Executives need concrete sustainability goals

To make meaningful progress on sustainability goals, companies need to directly tie executive performance and compensation to achieving these goals. Only when sustainability targets carry similar weight to targets such as revenue or profit growth will we see executives making a concerted effort to prioritising these objectives.

Corporate social responsibility (CSR) initiatives have been largely self-regulatory, putting the onus on the company to hold itself responsible for its actions and ensuring that these actions have a positive impact on the environment, employees and communities. This will change with recent political and regulatory developments such as the European Union’s Non-Financial Reporting Directive and the parliamentary counter-proposal of the Responsible Business Initiative in Switzerland.

Although many companies have CSR initiatives as part of their corporate strategy and business operations, such initiatives must have tangible outcomes and impact, rather than mere ‘feel good’ declarations peppering annual reports and corporate websites. How can this be achieved? Integrating CSR into a company’s end-to-end business operations and strategy is a good initial step, but without clear indicators to measure and targets to report on there will not be accountable actions. Because what is not measured is not done.

To be most effective in the long-term, CSR activities need to be tangible and achievable. This is where the next acronym, ESG, comes into play. ESG stands for Environmental, Social and Governance and quantifies the societal, ethical and sustainable impact of a company. It includes things like measuring a company’s carbon footprint to ensuring diversity in the workplace and sets out clear frameworks and targets to measure and ensure accountability.

Even if a company has a clear CSR strategy and concrete targets, how can it ensure that executives prioritise such objectives when traditional targets such as revenue or profit growth are used to measure their performance? By including CSR targets to define successful performance and in turn the related benefits such as compensation, promotions and similar tangible ‘carrots’.

Incentivising intent and action

Deloitte Switzerland and the Zurich based Center for Corporate Reporting (CCR) ran a survey earlier this year of business executives in Austria, Germany and Switzerland. The survey found that although two-thirds (66%) of business executives answered that sustainability was part of the company’s business strategy, more than half (55%) of respondents confirmed that measuring ESG performance was not part of the remuneration scheme of executives and board members. Making progress in such a strategically important area is challenging when key decision makers only prioritise sustainability after achieving their non-ESG objectives.

Some executives may be intrinsically motivated. However, the simple reality is that a busy executive pressured to deliver results can only accomplish sustained and forward-thinking efforts to achieve CSR and ESG targets when there are clearly defined personal objectives with the accompanying extrinsic incentives to do so. Therefore, including sustainability targets in the assessment criteria for executive remuneration is an important element that needs to be more widely considered. Companies may need to adapt or enlarge their assessment criteria so that achieving ESG targets do not conflict or run counter to the financial targets the individual is also accountable for.

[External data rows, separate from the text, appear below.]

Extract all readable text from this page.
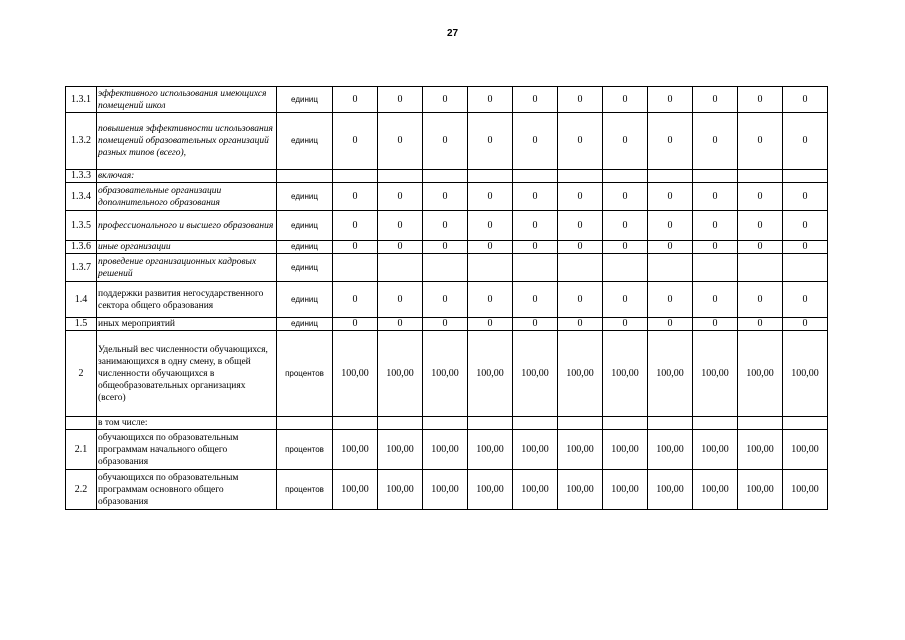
27
1.3.1	эффективного использования имеющихся помещений школ	единиц	0	0	0	0	0	0	0	0	0	0	0
1.3.2	повышения эффективности использования помещений образовательных организаций разных типов (всего),	единиц	0	0	0	0	0	0	0	0	0	0	0
1.3.3	включая:												
1.3.4	образовательные организации дополнительного образования	единиц	0	0	0	0	0	0	0	0	0	0	0
1.3.5	профессионального и высшего образования	единиц	0	0	0	0	0	0	0	0	0	0	0
1.3.6	иные организации	единиц	0	0	0	0	0	0	0	0	0	0	0
1.3.7	проведение организационных кадровых решений	единиц											
1.4	поддержки развития негосударственного сектора общего образования	единиц	0	0	0	0	0	0	0	0	0	0	0
1.5	иных мероприятий	единиц	0	0	0	0	0	0	0	0	0	0	0
2	Удельный вес численности обучающихся, занимающихся в одну смену, в общей численности обучающихся в общеобразовательных организациях (всего)	процентов	100,00	100,00	100,00	100,00	100,00	100,00	100,00	100,00	100,00	100,00	100,00
	в том числе:												
2.1	обучающихся по образовательным программам начального общего образования	процентов	100,00	100,00	100,00	100,00	100,00	100,00	100,00	100,00	100,00	100,00	100,00
2.2	обучающихся по образовательным программам основного общего образования	процентов	100,00	100,00	100,00	100,00	100,00	100,00	100,00	100,00	100,00	100,00	100,00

A Deloitte analysis of the publicly available compensation reports of 265 listed UK companies showed that only 84 of them disclosed how they define and measure the ESG related targets for executives. These targets spanned very general to very specific metrics. The challenge is how to define and measure targets in certain hard to quantify areas. A recently published paper from the World Economic Forum gives ideas and guidance based on a broad consensus from the major global accounting firms. The paper suggests 21 core metrics and 34 expanded metrics centred on the 4P’s: Principles of Governance, Planet, People and Prosperity.

The gold standard for green standards

According to the CCR study mentioned previously, only 18% of sustainability reports are externally audited in their entirety with 30% having certain sections audited. Moreover, only 55% of companies disclose concrete targets and progress against these targets. Treating sustainability reporting with the same rigor, quality and certification as financial reports will clearly help with credibility and ‘separate the wheat from the chaff’ when it comes to being serious about the impact a company wants to achieve. This not only holds the company accountable to achieve their CSR strategy, but also benefits the company’s actual and perceived trust and credibility. In the end, the company and all its stakeholders benefit from this.